Answer
The solution set is$\underline{\left\{ 22 \right\}}$.
Work Step by Step
$\sqrt{2x+5}-\sqrt{x+3}=2$
Add$\sqrt{x+3}$ to both sides:
$\sqrt{2x+5}-\sqrt{x+3}+\sqrt{x+3}=2+\sqrt{x+3}$
Simplify:
$\sqrt{2x+5}=2+\sqrt{x+3}$
Square both the sides:
${{\left( \sqrt{2x+5} \right)}^{2}}={{\left( 2+\sqrt{x+3} \right)}^{2}}$
Simplify, square eliminates the square root and using ${{\left( a+b \right)}^{2}}={{a}^{2}}+2ab+{{b}^{2}}$.
$\begin{align}
& 2x+5={{2}^{2}}+2\times 2\times \sqrt{x+3}+{{\left( \sqrt{x+3} \right)}^{2}} \\
& 2x+5=4+4\sqrt{x+3}+x+3 \\
& 2x+5=7+4\sqrt{x+3}+x
\end{align}$
Subtract$7$ from both sides:
$2x+5-7=7-7+4\sqrt{x+3}+x$
Simplify:
$2x-2=4\sqrt{x+3}+x$
Subtract x from both sides:
$2x-x-2=4\sqrt{x+3}+x-x$
Simplify:
$x-2=4\sqrt{x+3}$
Again, square both the sides:
${{\left( x-2 \right)}^{2}}={{\left( 4\sqrt{x+3} \right)}^{2}}$
Simplify, square eliminates the square root and using${{\left( a-b \right)}^{2}}={{a}^{2}}-2ab+{{b}^{2}}$.

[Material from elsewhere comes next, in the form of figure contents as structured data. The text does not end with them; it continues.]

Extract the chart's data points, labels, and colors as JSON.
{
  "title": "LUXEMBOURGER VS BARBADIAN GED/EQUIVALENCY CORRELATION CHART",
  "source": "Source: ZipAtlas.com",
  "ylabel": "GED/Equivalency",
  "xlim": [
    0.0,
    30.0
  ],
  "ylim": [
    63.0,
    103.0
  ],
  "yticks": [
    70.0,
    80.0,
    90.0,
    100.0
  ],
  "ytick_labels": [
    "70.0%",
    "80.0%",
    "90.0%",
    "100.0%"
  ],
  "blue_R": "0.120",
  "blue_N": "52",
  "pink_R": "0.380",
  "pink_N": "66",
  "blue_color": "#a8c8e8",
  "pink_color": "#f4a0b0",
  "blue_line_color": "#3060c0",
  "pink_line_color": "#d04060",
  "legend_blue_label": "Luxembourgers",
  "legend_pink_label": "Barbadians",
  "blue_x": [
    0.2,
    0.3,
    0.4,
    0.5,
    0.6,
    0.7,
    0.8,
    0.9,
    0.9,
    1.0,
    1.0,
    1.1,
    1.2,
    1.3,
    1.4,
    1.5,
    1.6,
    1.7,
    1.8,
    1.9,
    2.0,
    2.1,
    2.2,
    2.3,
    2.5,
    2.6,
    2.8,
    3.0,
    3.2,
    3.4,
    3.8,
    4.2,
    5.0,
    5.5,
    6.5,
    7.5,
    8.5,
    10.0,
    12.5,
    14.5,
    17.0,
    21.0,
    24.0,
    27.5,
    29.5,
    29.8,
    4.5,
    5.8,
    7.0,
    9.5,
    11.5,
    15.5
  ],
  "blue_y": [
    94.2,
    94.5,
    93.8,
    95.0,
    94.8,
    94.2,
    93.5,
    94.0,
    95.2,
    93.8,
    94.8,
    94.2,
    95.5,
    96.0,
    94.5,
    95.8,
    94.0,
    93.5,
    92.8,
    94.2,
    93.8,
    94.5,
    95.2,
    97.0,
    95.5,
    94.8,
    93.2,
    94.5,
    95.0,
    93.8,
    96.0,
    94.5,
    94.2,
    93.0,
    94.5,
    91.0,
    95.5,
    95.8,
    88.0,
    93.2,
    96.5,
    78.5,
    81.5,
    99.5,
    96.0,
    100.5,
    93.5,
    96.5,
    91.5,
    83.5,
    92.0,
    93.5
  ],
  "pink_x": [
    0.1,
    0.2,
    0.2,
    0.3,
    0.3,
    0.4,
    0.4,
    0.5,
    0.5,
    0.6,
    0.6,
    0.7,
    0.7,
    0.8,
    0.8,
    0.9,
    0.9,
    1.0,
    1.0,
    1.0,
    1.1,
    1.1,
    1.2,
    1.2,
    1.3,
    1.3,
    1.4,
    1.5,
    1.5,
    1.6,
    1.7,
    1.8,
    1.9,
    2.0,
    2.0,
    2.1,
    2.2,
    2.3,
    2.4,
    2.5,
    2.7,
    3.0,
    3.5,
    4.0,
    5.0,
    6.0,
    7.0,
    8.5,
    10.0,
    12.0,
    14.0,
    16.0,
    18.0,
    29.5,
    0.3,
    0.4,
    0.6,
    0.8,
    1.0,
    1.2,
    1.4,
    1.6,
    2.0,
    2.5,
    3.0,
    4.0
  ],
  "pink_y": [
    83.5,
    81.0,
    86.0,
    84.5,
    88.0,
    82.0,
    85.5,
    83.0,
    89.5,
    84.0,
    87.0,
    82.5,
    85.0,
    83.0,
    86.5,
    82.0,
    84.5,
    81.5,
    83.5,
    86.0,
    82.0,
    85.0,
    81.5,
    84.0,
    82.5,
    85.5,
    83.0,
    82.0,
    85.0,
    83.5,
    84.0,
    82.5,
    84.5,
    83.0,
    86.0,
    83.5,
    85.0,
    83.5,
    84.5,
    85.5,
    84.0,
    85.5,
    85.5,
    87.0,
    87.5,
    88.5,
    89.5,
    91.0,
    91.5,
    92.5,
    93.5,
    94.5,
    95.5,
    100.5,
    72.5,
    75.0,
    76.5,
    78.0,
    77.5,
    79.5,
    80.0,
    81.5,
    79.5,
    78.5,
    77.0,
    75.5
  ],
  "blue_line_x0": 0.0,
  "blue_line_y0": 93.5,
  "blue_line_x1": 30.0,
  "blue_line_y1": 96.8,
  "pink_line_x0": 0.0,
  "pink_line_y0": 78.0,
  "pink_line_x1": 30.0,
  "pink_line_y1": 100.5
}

${{x}^{2}}-2\times x\times 2+4=16\left( x+3 \right)$
.
Use distributive,
${{x}^{2}}-4x+4=16x+48$
Subtract$16x+48$ from both sides:
\[\begin{align}
& {{x}^{2}}-4x+4-\left( 16x+48 \right)=16x+48-\left( 16x+48 \right) \\
& {{x}^{2}}-4x+4-16x-48=16x+48-16x-48 \\
& {{x}^{2}}-20x-44=0
\end{align}\]
Factorize,
$\begin{align}
& {{x}^{2}}-22x+2x-44=0 \\
& x\left( x-22 \right)+2\left( x-22 \right)=0 \\
& \left( x-22 \right)\left( x+2 \right)=0
\end{align}$
Compare each factor separately:
\[\begin{align}
& x-22=0\,\,\,\,\,\,\,\,\,\,\,\,\,\,\,\,\,\,\,\,\,\,\,\,\,\,\,x+2=0 \\
& x=22\,\,\,\,\,\,\,\,\,\,\,\,\,\,\,\,\,\,\,\,\,\,\,\,\,\,\,\,\,\,\,\,\,\,x=-2 \\
\end{align}\]
Check: $x=22$
$\sqrt{2x+5}-\sqrt{x+3}=2$
Substitute and proceed from L.H.S:
$\begin{align}
& \sqrt{2\left( 22 \right)+5}-\sqrt{22+3} \\
& \sqrt{44+5}-\sqrt{25} \\
& \sqrt{49}-\sqrt{25} \\
& 7-5 \\
& 2 \\
\end{align}$
which is true.
Check: $x=-2$
$\sqrt{2x+5}-\sqrt{x+3}=2$
Substitute and proceed from L.H.S
$\begin{align}
& \sqrt{2\left( -2 \right)+5}-\sqrt{-2+3} \\
& \sqrt{-4+5}-\sqrt{1} \\
& \sqrt{1}-1 \\
& 1-1 \\
& 0 \\
\end{align}$
which is not true.
Hence, the solution is $x=22$only.
Hence, the solution set is$\left\{ 22 \right\}$.